Ces analyses ont été étendues à d’autres exploitations et il est apparu qu’elles étaient négatives. Suite à quoi, Amine Bennani avance : « Cela peut être un incident accidentel et isolé, probablement une contamination par un travailleur malade pendant le transport. Mais cela n’est en aucun cas une contamination généralisée, même pas au niveau d’une seule ferme ou station de conditionnement. »

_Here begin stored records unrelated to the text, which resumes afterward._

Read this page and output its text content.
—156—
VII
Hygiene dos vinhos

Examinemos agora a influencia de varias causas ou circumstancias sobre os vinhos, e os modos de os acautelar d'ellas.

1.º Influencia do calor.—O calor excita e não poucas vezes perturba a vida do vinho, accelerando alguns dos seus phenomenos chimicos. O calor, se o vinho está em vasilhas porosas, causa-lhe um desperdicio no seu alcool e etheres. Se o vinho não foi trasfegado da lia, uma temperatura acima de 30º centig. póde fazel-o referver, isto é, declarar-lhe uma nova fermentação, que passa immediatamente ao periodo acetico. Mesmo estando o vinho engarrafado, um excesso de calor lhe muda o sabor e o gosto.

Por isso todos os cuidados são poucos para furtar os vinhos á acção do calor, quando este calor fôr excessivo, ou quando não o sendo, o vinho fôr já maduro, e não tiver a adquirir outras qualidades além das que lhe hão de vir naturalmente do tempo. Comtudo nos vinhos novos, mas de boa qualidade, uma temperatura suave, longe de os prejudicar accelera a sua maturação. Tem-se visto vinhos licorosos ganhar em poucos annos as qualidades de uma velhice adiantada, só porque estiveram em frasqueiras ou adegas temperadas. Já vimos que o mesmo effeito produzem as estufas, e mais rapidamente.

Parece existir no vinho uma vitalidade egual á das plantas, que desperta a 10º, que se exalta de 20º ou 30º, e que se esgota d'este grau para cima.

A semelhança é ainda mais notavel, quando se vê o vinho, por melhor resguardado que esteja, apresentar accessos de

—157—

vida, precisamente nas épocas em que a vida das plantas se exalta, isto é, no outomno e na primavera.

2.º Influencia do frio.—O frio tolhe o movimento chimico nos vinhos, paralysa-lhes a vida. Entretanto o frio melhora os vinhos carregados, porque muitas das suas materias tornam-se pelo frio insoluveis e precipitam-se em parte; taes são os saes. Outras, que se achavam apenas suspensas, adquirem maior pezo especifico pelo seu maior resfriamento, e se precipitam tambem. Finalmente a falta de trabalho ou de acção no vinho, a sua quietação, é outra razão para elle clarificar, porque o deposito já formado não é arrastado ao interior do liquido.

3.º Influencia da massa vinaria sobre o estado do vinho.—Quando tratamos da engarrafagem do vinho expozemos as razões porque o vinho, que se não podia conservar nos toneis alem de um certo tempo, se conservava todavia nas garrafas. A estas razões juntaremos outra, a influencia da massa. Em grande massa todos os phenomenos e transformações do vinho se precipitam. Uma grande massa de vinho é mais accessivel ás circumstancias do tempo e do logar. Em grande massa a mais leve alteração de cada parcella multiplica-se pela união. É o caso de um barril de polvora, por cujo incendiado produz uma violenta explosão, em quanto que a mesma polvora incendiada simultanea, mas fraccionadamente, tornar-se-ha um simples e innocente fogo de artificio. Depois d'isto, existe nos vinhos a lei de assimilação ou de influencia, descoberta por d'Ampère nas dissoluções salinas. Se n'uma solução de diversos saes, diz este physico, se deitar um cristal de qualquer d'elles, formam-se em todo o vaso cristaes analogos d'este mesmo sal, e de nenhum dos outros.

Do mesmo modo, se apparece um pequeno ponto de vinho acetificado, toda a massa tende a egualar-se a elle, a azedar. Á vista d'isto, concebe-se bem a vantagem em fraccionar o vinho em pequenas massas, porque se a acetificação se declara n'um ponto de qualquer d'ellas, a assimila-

La presse marocaine tente également de minimiser les mésaventures des filières d’exportation de leur pays. C’est le cas du média Hespress qui, après avoir listé le type de contrôles sanitaires du RASFF, donne le décompte des signalements par pays. Des contrôles qui portent sur la présence de micro-organismes pathogènes, traces de pesticides, de métaux ou d’additifs alimentaires.

Il apparaît que sur « un total de 4.675 notifications d’incidents sanitaires liés aux denrées alimentaires » émis en 2023, « les aliments d’origine espagnole ont reçu 203 notifications sanitaires, tandis que le Maroc n’en a reçu que 42. »

Pour appuyer son argumentation, Hespress cite que d’autres pays font beaucoup moins bien : « Les produits d’origine d’Inde ont reçu 295 avertissements, la Chine a également reçu 284 notifications pour ses produits alimentaires, 253 notifications pour des produits en provenance de France et 202 des États-Unis ».

Qualité sanitaire et quotas, les difficultés de l’exportation

En mars 2023, la presse marocaine titrait : « Les fraises marocaines cartonnent à l’export ». La filière faisait part d’exportations devant s’élever à 22.400 tonnes, en augmentation de 17 % par rapport à l’année précédente.

En mars 2023, dans le domaine de la pastèque, cette même presse se félicitait également que « Le Maroc a vendu 248 % de pastèques de plus que l’Espagne sur les marchés de l’Union européenne ». Aujourd’hui, le mécontentement des producteurs espagnols est notable.

La stratégie de développement agricole du Maroc se base essentiellement sur l’exportation. Une stratégie déjà mise à mal par les dernières années de sécheresse qui ont frappé le royaume de Mohammed VI, fragilisant sérieusement le secteur agricole qui représente l’un des piliers de l’économie marocaine.

En 2023, le Haut-Commissariat au Plan du royaume indiquait qu’avec le manque de pluie, l’économie marocaine avait perdu 300.000 emplois.

L’épisode des fraises marocaines rappelle la fragilité de cette stratégie du fait des aléas liés à l’exportation de produits agricoles du Maroc, notamment vers les pays de l’Union européenne.

Outre les attentes changeantes des consommateurs, il faut compter avec les quotas qui limitent les volumes autorisés d’exportation pour certains produits comme la tomate en saison haute et avec les avis sanitaires pour produits non-conformes. Des difficultés que connaissent bien les exportateurs d’huile tunisienne. Un seul cas d’avis sanitaire, avéré ou non, peut jeter le doute et faire fuir les consommateurs.